La Biblia que sobrevivió a un tornado La Biblia que sobrevivió a un tornado

Esta historias de Milagros cotidianos, nos recuerda la importancia de agradecer por cada buen momento en nuestras vidas por muy pequeño que parezca.

En un momento, Peggy Lewis y su esposo, Harris Lee, estaban mirando cómo se movían los árboles con el viento fuera de su casa en Eureka, Kansas, Estados Unidos. Al instante, estaban rodeados de remolinos de pedazos de vidrios rotos de las ventanas de su casa. El techo se voló. Las paredes se desmoronaron. Luego de que pasara el tornado de casi 250 kilómetros por hora, hizo falta un grupo de vecinos para sacar a la pareja de entre los escombros y llevarla al hospital. “Creí que moriríamos”, dice Lewis, de 58 años. 

Cuando la pareja regresó a su propiedad tres días después de esa noche fatídica de junio, se dio cuenta de que lo que quedaba de la casa debía tirarse abajo. Pero antes de que Lewis lo permitiera, quería una cosa: la Biblia de su familia.

Lewis había comprado esa Biblia hacía 35 años, al comienzo de su matrimonio. Como muchos de sus parientes, la había usado para guardar y preservar la historia de su familia: fotos viejas, avisos fúnebres de sus seres queridos, un pañuelo de su bisabuela, un mechón de cabello de su hija e incluso una parte de la bufanda que su tío había traído de la guerra de Corea. 

La Biblia fue lo primero que Lewis buscó al regresar a la casa. No estaba en el lugar donde la había visto por última vez: encima de una cómoda antigua, en su dormitorio. De hecho, la cómoda tampoco estaba. Lo único que quedaba era el sólido bloque de mármol que había sido la tapa del mueble. 
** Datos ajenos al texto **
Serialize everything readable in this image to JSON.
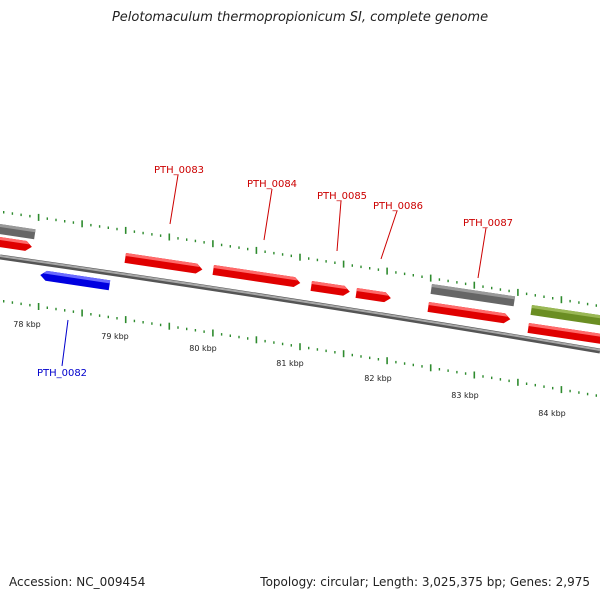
{
  "title": "Pelotomaculum thermopropionicum SI, complete genome",
  "colors": {
    "background": "#ffffff",
    "backbone": "#8a8a8a",
    "tick": "#2e8b2e",
    "forward_gene": "#ff0000",
    "forward_label": "#cc0000",
    "reverse_gene": "#0000ff",
    "reverse_label": "#0000cc",
    "gray_gene": "#777777",
    "olive_gene": "#7aa02c"
  },
  "scale_labels": [
    "78 kbp",
    "79 kbp",
    "80 kbp",
    "81 kbp",
    "82 kbp",
    "83 kbp",
    "84 kbp"
  ],
  "gene_labels": [
    {
      "id": "PTH_0082",
      "strand": "reverse"
    },
    {
      "id": "PTH_0083",
      "strand": "forward"
    },
    {
      "id": "PTH_0084",
      "strand": "forward"
    },
    {
      "id": "PTH_0085",
      "strand": "forward"
    },
    {
      "id": "PTH_0086",
      "strand": "forward"
    },
    {
      "id": "PTH_0087",
      "strand": "forward"
    }
  ],
  "footer": {
    "accession_label": "Accession:",
    "accession_value": "NC_009454",
    "topology_label": "Topology:",
    "topology_value": "circular;",
    "length_label": "Length:",
    "length_value": "3,025,375 bp;",
    "genes_label": "Genes:",
    "genes_value": "2,975"
  }
}
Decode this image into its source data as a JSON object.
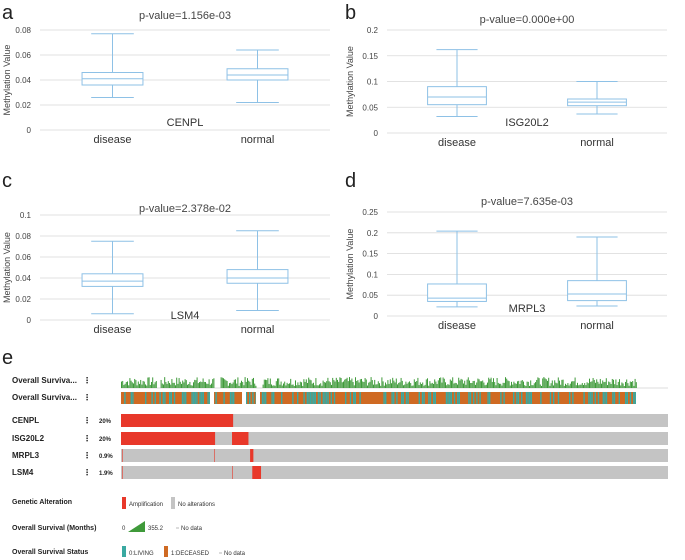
{
  "chart_data": [
    {
      "type": "box",
      "panel": "a",
      "title": "p-value=1.156e-03",
      "gene": "CENPL",
      "ylabel": "Methylation Value",
      "ylim": [
        0,
        0.08
      ],
      "yticks": [
        0,
        0.02,
        0.04,
        0.06,
        0.08
      ],
      "ytick_labels": [
        "0",
        "0.02",
        "0.04",
        "0.06",
        "0.08"
      ],
      "categories": [
        "disease",
        "normal"
      ],
      "boxes": [
        {
          "min": 0.026,
          "q1": 0.036,
          "median": 0.041,
          "q3": 0.046,
          "max": 0.077
        },
        {
          "min": 0.022,
          "q1": 0.04,
          "median": 0.044,
          "q3": 0.049,
          "max": 0.064
        }
      ]
    },
    {
      "type": "box",
      "panel": "b",
      "title": "p-value=0.000e+00",
      "gene": "ISG20L2",
      "ylabel": "Methylation Value",
      "ylim": [
        0,
        0.2
      ],
      "yticks": [
        0,
        0.05,
        0.1,
        0.15,
        0.2
      ],
      "ytick_labels": [
        "0",
        "0.05",
        "0.1",
        "0.15",
        "0.2"
      ],
      "categories": [
        "disease",
        "normal"
      ],
      "boxes": [
        {
          "min": 0.032,
          "q1": 0.055,
          "median": 0.07,
          "q3": 0.09,
          "max": 0.162
        },
        {
          "min": 0.037,
          "q1": 0.053,
          "median": 0.06,
          "q3": 0.066,
          "max": 0.1
        }
      ]
    },
    {
      "type": "box",
      "panel": "c",
      "title": "p-value=2.378e-02",
      "gene": "LSM4",
      "ylabel": "Methylation Value",
      "ylim": [
        0,
        0.1
      ],
      "yticks": [
        0,
        0.02,
        0.04,
        0.06,
        0.08,
        0.1
      ],
      "ytick_labels": [
        "0",
        "0.02",
        "0.04",
        "0.06",
        "0.08",
        "0.1"
      ],
      "categories": [
        "disease",
        "normal"
      ],
      "boxes": [
        {
          "min": 0.006,
          "q1": 0.032,
          "median": 0.037,
          "q3": 0.044,
          "max": 0.075
        },
        {
          "min": 0.009,
          "q1": 0.035,
          "median": 0.04,
          "q3": 0.048,
          "max": 0.085
        }
      ]
    },
    {
      "type": "box",
      "panel": "d",
      "title": "p-value=7.635e-03",
      "gene": "MRPL3",
      "ylabel": "Methylation Value",
      "ylim": [
        0,
        0.25
      ],
      "yticks": [
        0,
        0.05,
        0.1,
        0.15,
        0.2,
        0.25
      ],
      "ytick_labels": [
        "0",
        "0.05",
        "0.1",
        "0.15",
        "0.2",
        "0.25"
      ],
      "categories": [
        "disease",
        "normal"
      ],
      "boxes": [
        {
          "min": 0.022,
          "q1": 0.035,
          "median": 0.043,
          "q3": 0.077,
          "max": 0.204
        },
        {
          "min": 0.024,
          "q1": 0.037,
          "median": 0.053,
          "q3": 0.085,
          "max": 0.19
        }
      ]
    },
    {
      "type": "oncoprint",
      "panel": "e",
      "tracks": [
        {
          "label": "Overall Surviva...",
          "kind": "months"
        },
        {
          "label": "Overall Surviva...",
          "kind": "status"
        }
      ],
      "genes": [
        {
          "name": "CENPL",
          "pct": "20%",
          "amp_segments": [
            [
              0.0,
              0.205
            ]
          ]
        },
        {
          "name": "ISG20L2",
          "pct": "20%",
          "amp_segments": [
            [
              0.0,
              0.172
            ],
            [
              0.203,
              0.233
            ]
          ]
        },
        {
          "name": "MRPL3",
          "pct": "0.9%",
          "amp_segments": [
            [
              0.236,
              0.242
            ]
          ]
        },
        {
          "name": "LSM4",
          "pct": "1.9%",
          "amp_segments": [
            [
              0.24,
              0.256
            ]
          ]
        }
      ],
      "legend": {
        "genetic_alteration": {
          "title": "Genetic Alteration",
          "items": [
            "Amplification",
            "No alterations"
          ]
        },
        "survival_months": {
          "title": "Overall Survival (Months)",
          "min": "0",
          "max": "355.2",
          "nodata": "No data"
        },
        "survival_status": {
          "title": "Overall Survival Status",
          "items": [
            "0:LIVING",
            "1:DECEASED"
          ],
          "nodata": "No data"
        }
      },
      "colors": {
        "amp": "#e8382a",
        "none": "#c4c4c4",
        "months": "#3f9a3a",
        "living": "#3aa9a1",
        "deceased": "#cf6a23"
      }
    }
  ]
}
Cuando aparecieron dos voluntarios para ayudar a la pareja a remover los escombros, Lewis les encargó una misión: “Si encuentran algo”, pidió, “por favor, que sea mi Biblia”.

Tras una hora de buscar, uno de los voluntarios fue corriendo hacia ella. Tenía lágrimas en los ojos y un libro en la mano. La joven había encontrado la Biblia al escarbar entre los escombros. El libro había volado unos tres metros desde esa cómoda perdida. Para su sorpresa, pese a que muchos libros de la casa estaban destruidos al punto de ser irreconocibles, la Biblia seguía intacta, aunque había estado bajo la lluvia durante días. “Me quebré por completo”, cuenta Lewis. “Creía que la había perdido para siempre. Fue un milagro”.

Algunos de los tesoros de la Biblia sí se perdieron. Pero, poco a poco, también comenzaron a reaparecer en la vida de Lewis. Unos días después de hallar la Biblia, los voluntarios descubrieron uno de los avisos fúnebres dentro de la casa. Dos semanas más tarde, un vecino encontró otro recorte de diario cerca de su casa. “Fue un shock tremendo”, dice Lewis.

Lewis y su familia están viviendo en la casa de un amigo hasta que se recuperen. Pero la Biblia ya tiene su merecido lugar de honor, en la cómoda prestada de Lewis. Ella sabe que, aunque muchos libros cuentan historias de climas catastróficos y supervivencias improbables, este libro lo vivió de verdad.